Пока санки легко скользили по улице Канторки, Мальцев ни на миг не переставал любезно и оживленно разговаривать. При этом он краем глаз наблюдал, что происходит на улице, и с радостью отметил: цель достигнута! Двое вооруженных полицаев (не их ли он видел подле крайней избы, когда наблюдал из леса?) застыли в почтительном изумлении, пропуская мимо себя санки с немецким офицером и его другом. Из окон тоже выглядывали любопытные лица.

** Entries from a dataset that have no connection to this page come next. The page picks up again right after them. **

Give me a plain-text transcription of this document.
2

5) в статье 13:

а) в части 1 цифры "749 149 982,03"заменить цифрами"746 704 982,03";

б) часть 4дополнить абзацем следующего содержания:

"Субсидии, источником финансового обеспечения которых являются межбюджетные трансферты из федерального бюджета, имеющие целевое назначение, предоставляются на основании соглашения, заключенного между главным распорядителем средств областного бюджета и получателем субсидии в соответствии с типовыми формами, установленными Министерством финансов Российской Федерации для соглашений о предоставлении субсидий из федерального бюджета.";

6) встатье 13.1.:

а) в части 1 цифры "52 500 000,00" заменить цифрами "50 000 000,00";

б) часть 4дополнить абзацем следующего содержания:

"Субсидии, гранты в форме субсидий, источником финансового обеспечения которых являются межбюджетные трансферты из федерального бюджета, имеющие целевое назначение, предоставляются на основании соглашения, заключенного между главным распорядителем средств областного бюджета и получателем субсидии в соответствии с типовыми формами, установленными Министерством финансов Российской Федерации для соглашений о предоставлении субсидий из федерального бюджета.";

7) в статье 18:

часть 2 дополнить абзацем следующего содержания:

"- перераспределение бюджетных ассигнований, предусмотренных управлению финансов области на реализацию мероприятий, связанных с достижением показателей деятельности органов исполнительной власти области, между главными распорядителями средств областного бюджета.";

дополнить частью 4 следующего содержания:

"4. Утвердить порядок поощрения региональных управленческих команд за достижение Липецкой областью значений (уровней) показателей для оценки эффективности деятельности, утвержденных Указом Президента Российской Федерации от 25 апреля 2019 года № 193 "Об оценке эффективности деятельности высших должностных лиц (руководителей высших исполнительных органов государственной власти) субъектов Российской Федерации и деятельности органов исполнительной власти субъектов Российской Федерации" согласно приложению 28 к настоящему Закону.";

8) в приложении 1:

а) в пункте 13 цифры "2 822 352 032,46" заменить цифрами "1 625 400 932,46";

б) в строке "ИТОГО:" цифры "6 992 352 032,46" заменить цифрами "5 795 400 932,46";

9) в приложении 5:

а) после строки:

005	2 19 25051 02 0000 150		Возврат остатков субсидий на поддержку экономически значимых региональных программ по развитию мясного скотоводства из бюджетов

На другом конце деревни Валентин распрощался со своим неожиданным спутником. Громко произнес ему вслед несколько галантных фраз и повернул обратно. Пошел уверенной, легкой походкой, бросая по сторонам подчеркнуто беспечные взгляды.
Полицаи посторонились, угодливо уступая ему дорогу, и дружно козырнули. Кто его знает, что он за птица, раз на такой короткой ноге с самим немецким капитаном! Рукав не оборвется, если лишний раз отдашь честь…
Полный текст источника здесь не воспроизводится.